Datafication is widely acknowledged as a process “transforming all
things under the sun into a data format” (van Dijck, 2017, p. 11). As data become both
objects and instruments of social science, many scholars call for attention to the ways
datafication reconfigures scholarly knowledge production, its methodological opportunities,
and challenges (Lomborg et al., 2020). This contribution offers a reflection on the
interdependence between methodological approaches taken to study datafication and concepts
about it, that these approaches provide within the domains of critical data studies and
media studies.
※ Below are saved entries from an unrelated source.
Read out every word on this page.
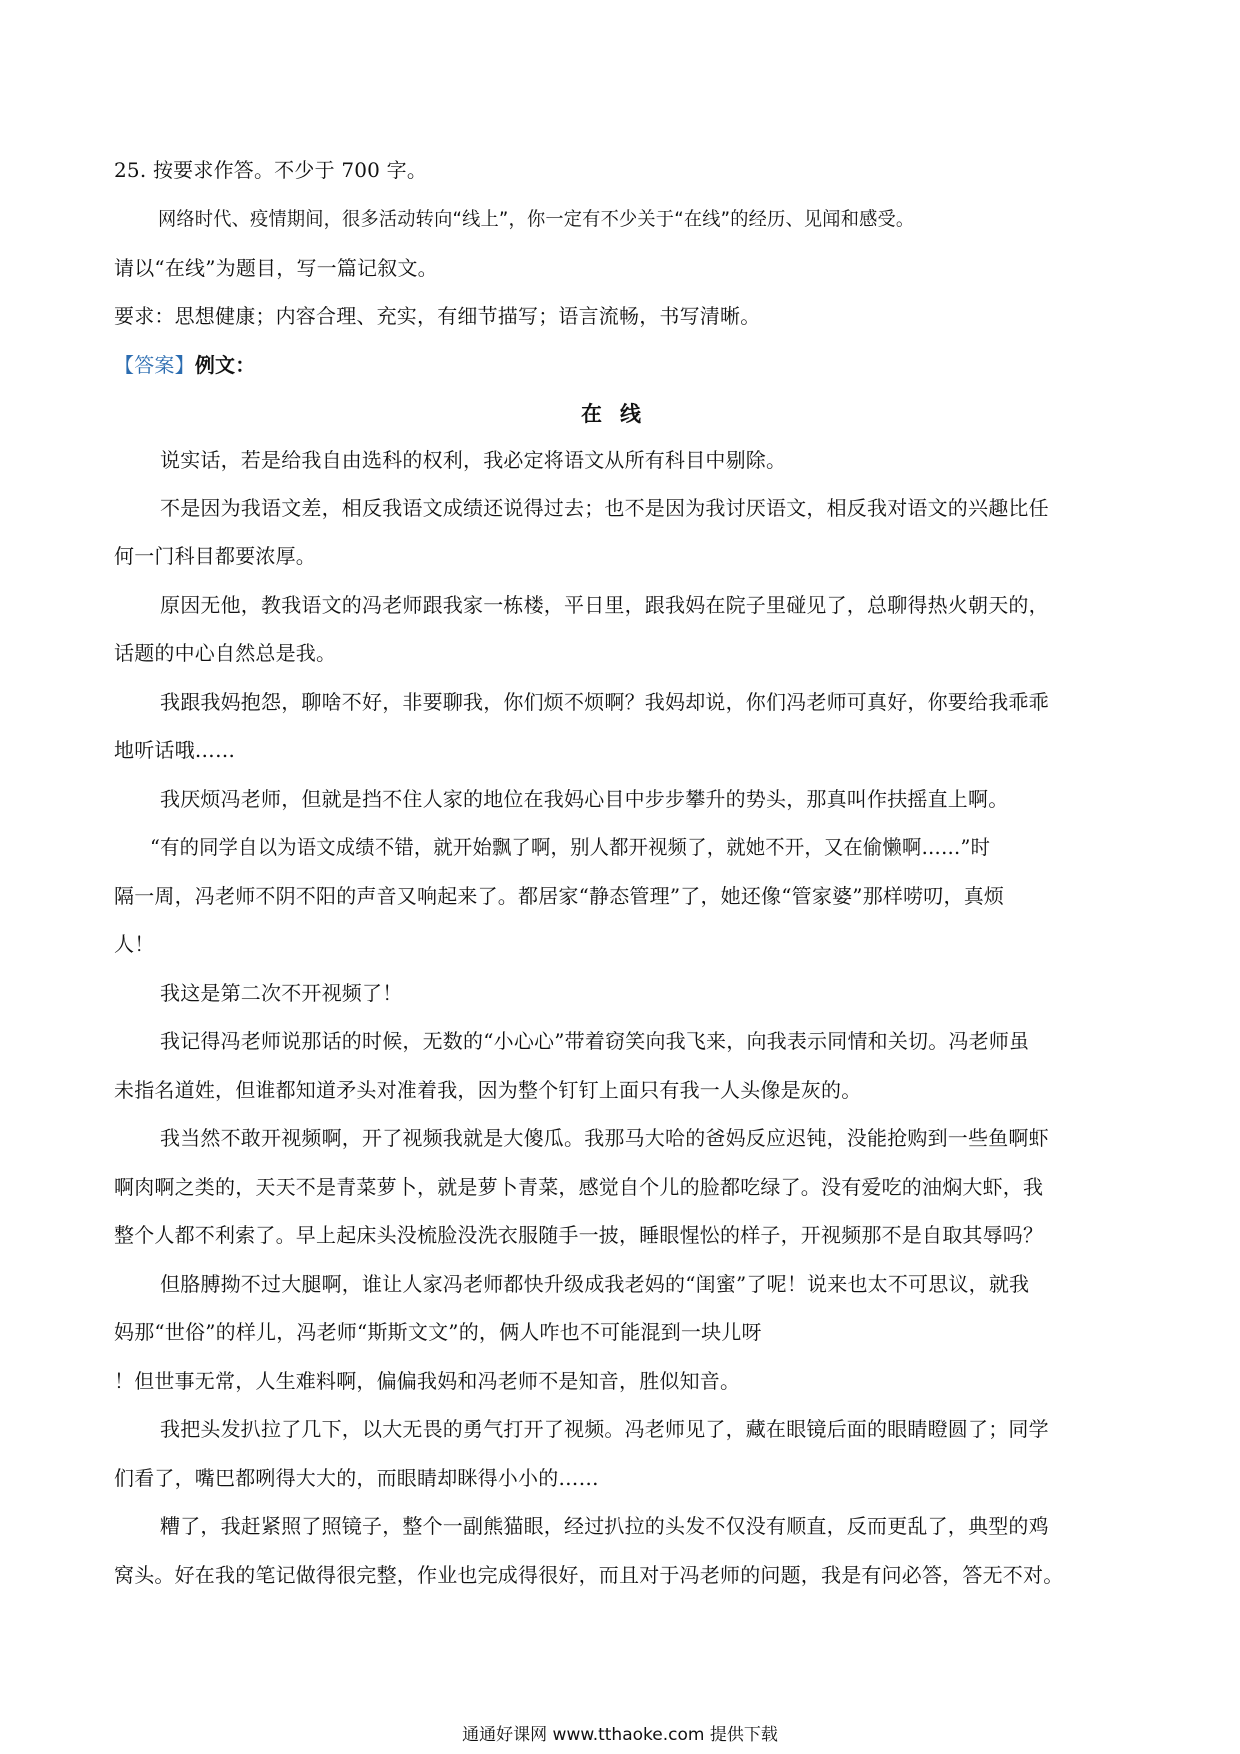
25. 按要求作答。不少于 700 字。
网络时代、疫情期间，很多活动转向“线上”，你一定有不少关于“在线”的经历、见闻和感受。
请以“在线”为题目，写一篇记叙文。
要求：思想健康；内容合理、充实，有细节描写；语言流畅，书写清晰。
【答案】例文：
在线
说实话，若是给我自由选科的权利，我必定将语文从所有科目中剔除。
不是因为我语文差，相反我语文成绩还说得过去；也不是因为我讨厌语文，相反我对语文的兴趣比任
何一门科目都要浓厚。
原因无他，教我语文的冯老师跟我家一栋楼，平日里，跟我妈在院子里碰见了，总聊得热火朝天的，
话题的中心自然总是我。
我跟我妈抱怨，聊啥不好，非要聊我，你们烦不烦啊？我妈却说，你们冯老师可真好，你要给我乖乖
地听话哦……
我厌烦冯老师，但就是挡不住人家的地位在我妈心目中步步攀升的势头，那真叫作扶摇直上啊。
“有的同学自以为语文成绩不错，就开始飘了啊，别人都开视频了，就她不开，又在偷懒啊……”时
隔一周，冯老师不阴不阳的声音又响起来了。都居家“静态管理”了，她还像“管家婆”那样唠叨，真烦
人！
我这是第二次不开视频了！
我记得冯老师说那话的时候，无数的“小心心”带着窃笑向我飞来，向我表示同情和关切。冯老师虽
未指名道姓，但谁都知道矛头对准着我，因为整个钉钉上面只有我一人头像是灰的。
我当然不敢开视频啊，开了视频我就是大傻瓜。我那马大哈的爸妈反应迟钝，没能抢购到一些鱼啊虾
啊肉啊之类的，天天不是青菜萝卜，就是萝卜青菜，感觉自个儿的脸都吃绿了。没有爱吃的油焖大虾，我
整个人都不利索了。早上起床头没梳脸没洗衣服随手一披，睡眼惺忪的样子，开视频那不是自取其辱吗？
但胳膊拗不过大腿啊，谁让人家冯老师都快升级成我老妈的“闺蜜”了呢！说来也太不可思议，就我
妈那“世俗”的样儿，冯老师“斯斯文文”的，俩人咋也不可能混到一块儿呀
！但世事无常，人生难料啊，偏偏我妈和冯老师不是知音，胜似知音。
我把头发扒拉了几下，以大无畏的勇气打开了视频。冯老师见了，藏在眼镜后面的眼睛瞪圆了；同学
们看了，嘴巴都咧得大大的，而眼睛却眯得小小的……
糟了，我赶紧照了照镜子，整个一副熊猫眼，经过扒拉的头发不仅没有顺直，反而更乱了，典型的鸡
窝头。好在我的笔记做得很完整，作业也完成得很好，而且对于冯老师的问题，我是有问必答，答无不对。
通通好课网 www.tthaoke.com 提供下载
Expanding on the concept of methods' performativity (Barad, 2007), I apply
the notion of methods assemblages: “a continuing process of crafting and enacting necessary
boundaries [and relations]" between researchers and all relevant matters (Law, 2004: 144).
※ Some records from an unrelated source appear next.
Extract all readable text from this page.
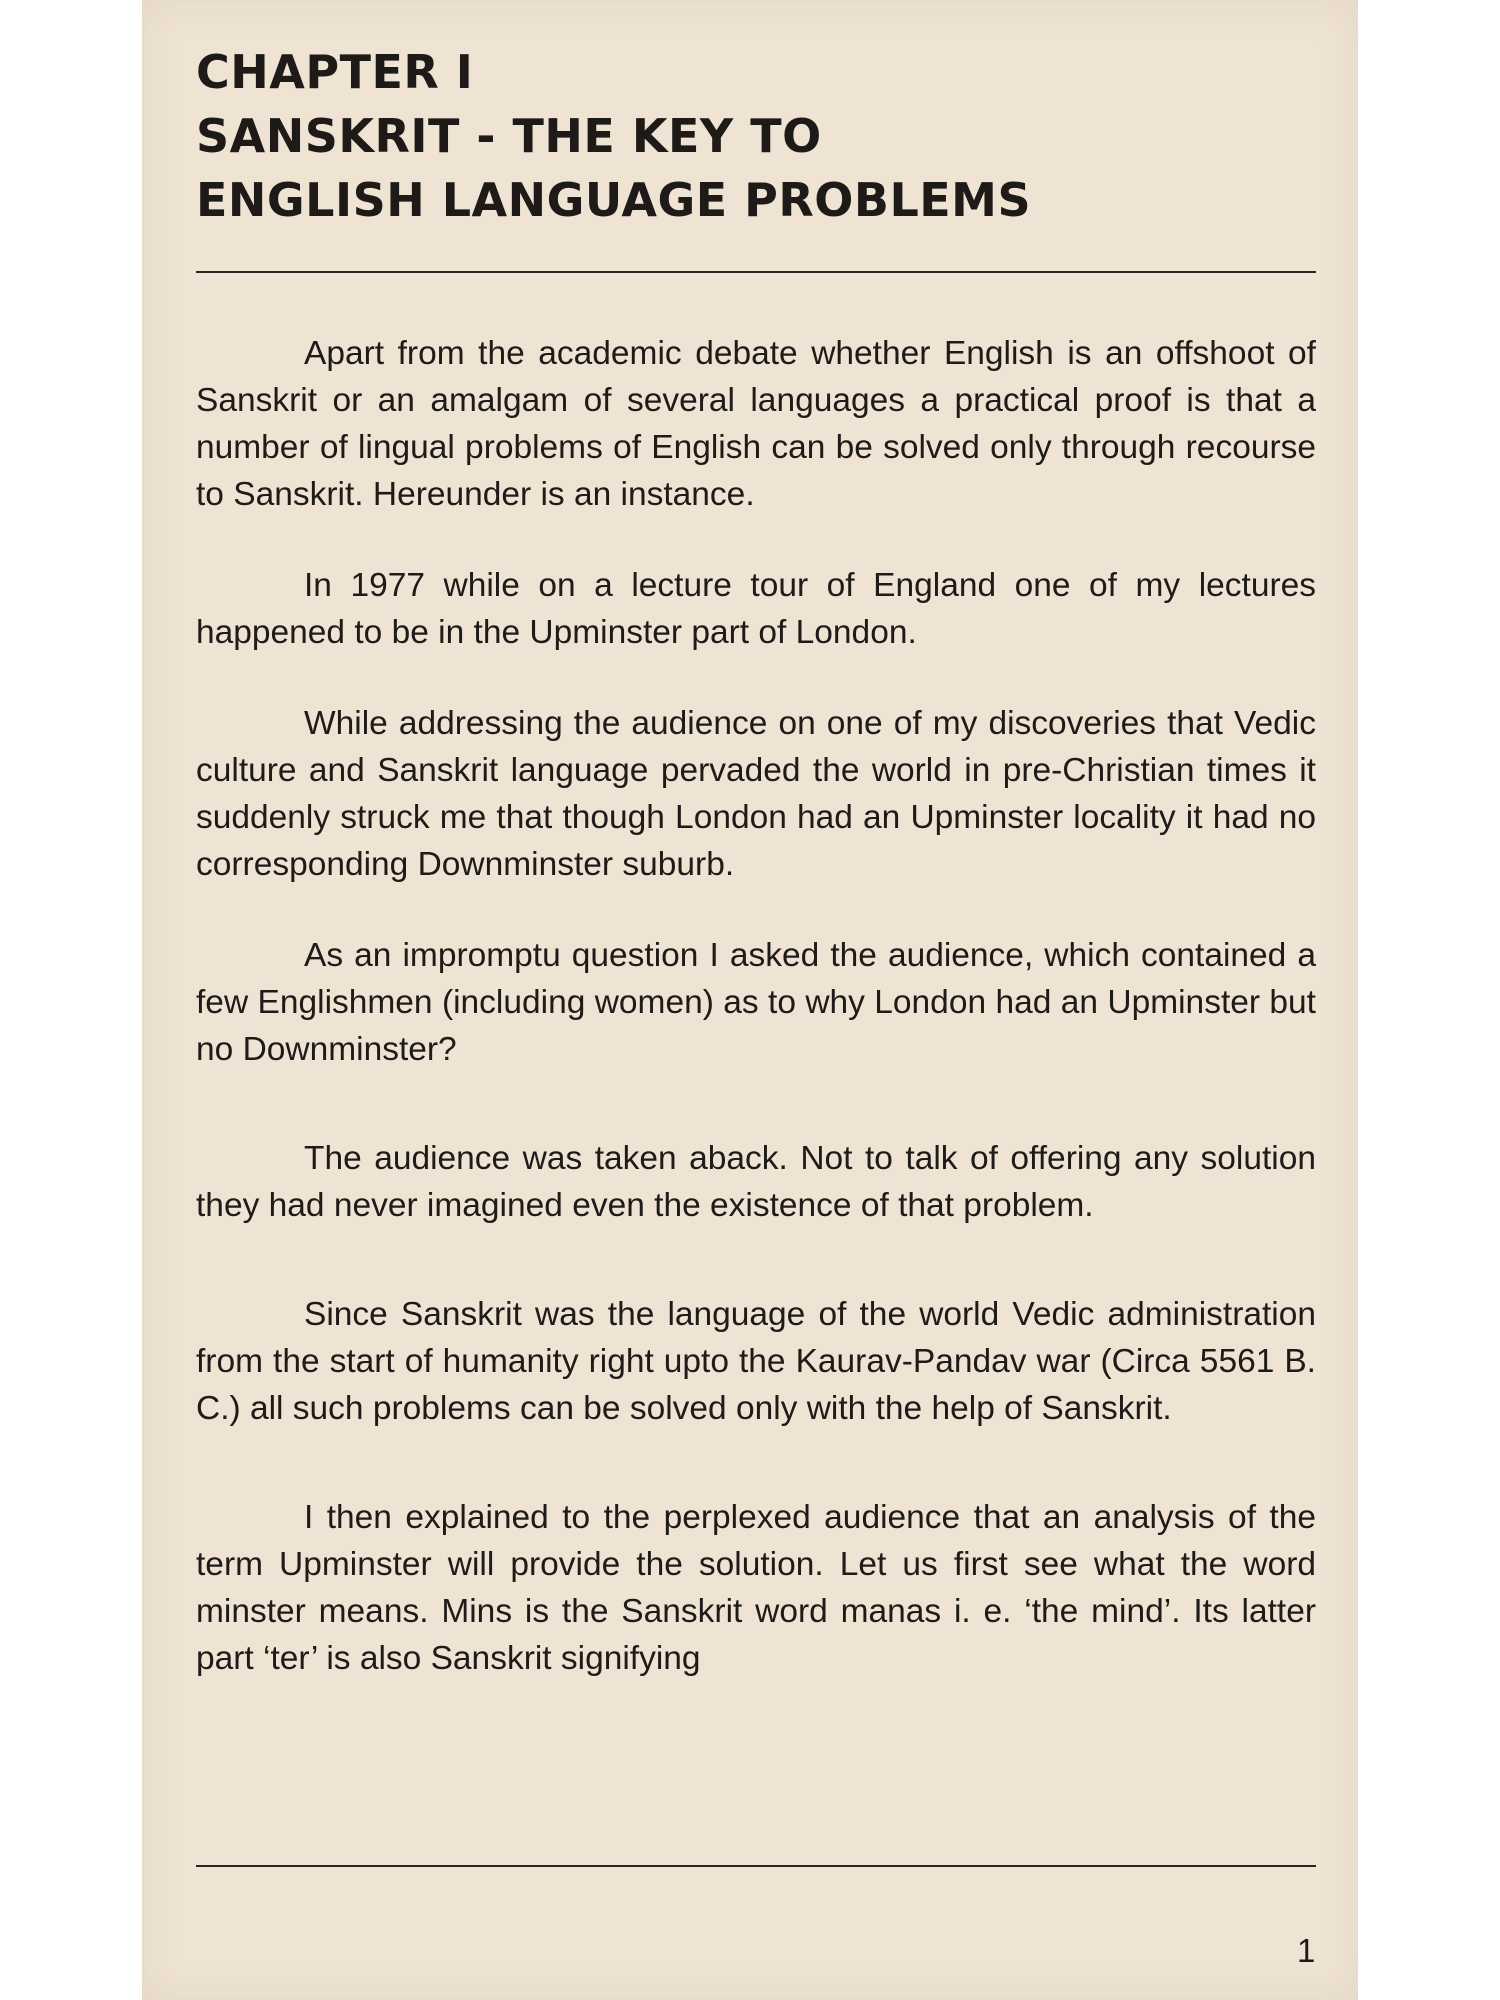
CHAPTER I
SANSKRIT - THE KEY TO
ENGLISH LANGUAGE PROBLEMS

Apart from the academic debate whether English is an offshoot of Sanskrit or an amalgam of several languages a practical proof is that a number of lingual problems of English can be solved only through recourse to Sanskrit. Hereunder is an instance.

In 1977 while on a lecture tour of England one of my lectures happened to be in the Upminster part of London.

While addressing the audience on one of my discoveries that Vedic culture and Sanskrit language pervaded the world in pre-Christian times it suddenly struck me that though London had an Upminster locality it had no corresponding Downminster suburb.

As an impromptu question I asked the audience, which contained a few Englishmen (including women) as to why London had an Upminster but no Downminster?

The audience was taken aback. Not to talk of offering any solution they had never imagined even the existence of that problem.

Since Sanskrit was the language of the world Vedic administration from the start of humanity right upto the Kaurav-Pandav war (Circa 5561 B. C.) all such problems can be solved only with the help of Sanskrit.

I then explained to the perplexed audience that an analysis of the term Upminster will provide the solution. Let us first see what the word minster means. Mins is the Sanskrit word manas i. e. ‘the mind’. Its latter part ‘ter’ is also Sanskrit signifying

1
The key question in the presented study is what kinds of methods assemblages are being
applied in current datafication research and what concepts of datafication they produce. 32
expert interviews were conducted with scholars who published empirical work on dataficaiton
between 2015 and 2020. Three methods assemblages were developed. Central to distinguishing
between methods assemblages are the ways of associating of the involved actors and things.
In my analysis the questions of (1) what we are talking about when talking about
datafication and (2) kinds of knowledges that researchers were interested in producing can
be understood as such ways of associating. The methods assemblages contribute to critical
data studies by producing accounts about datafication processes that are in concert with the
methods assemblages applied to study these.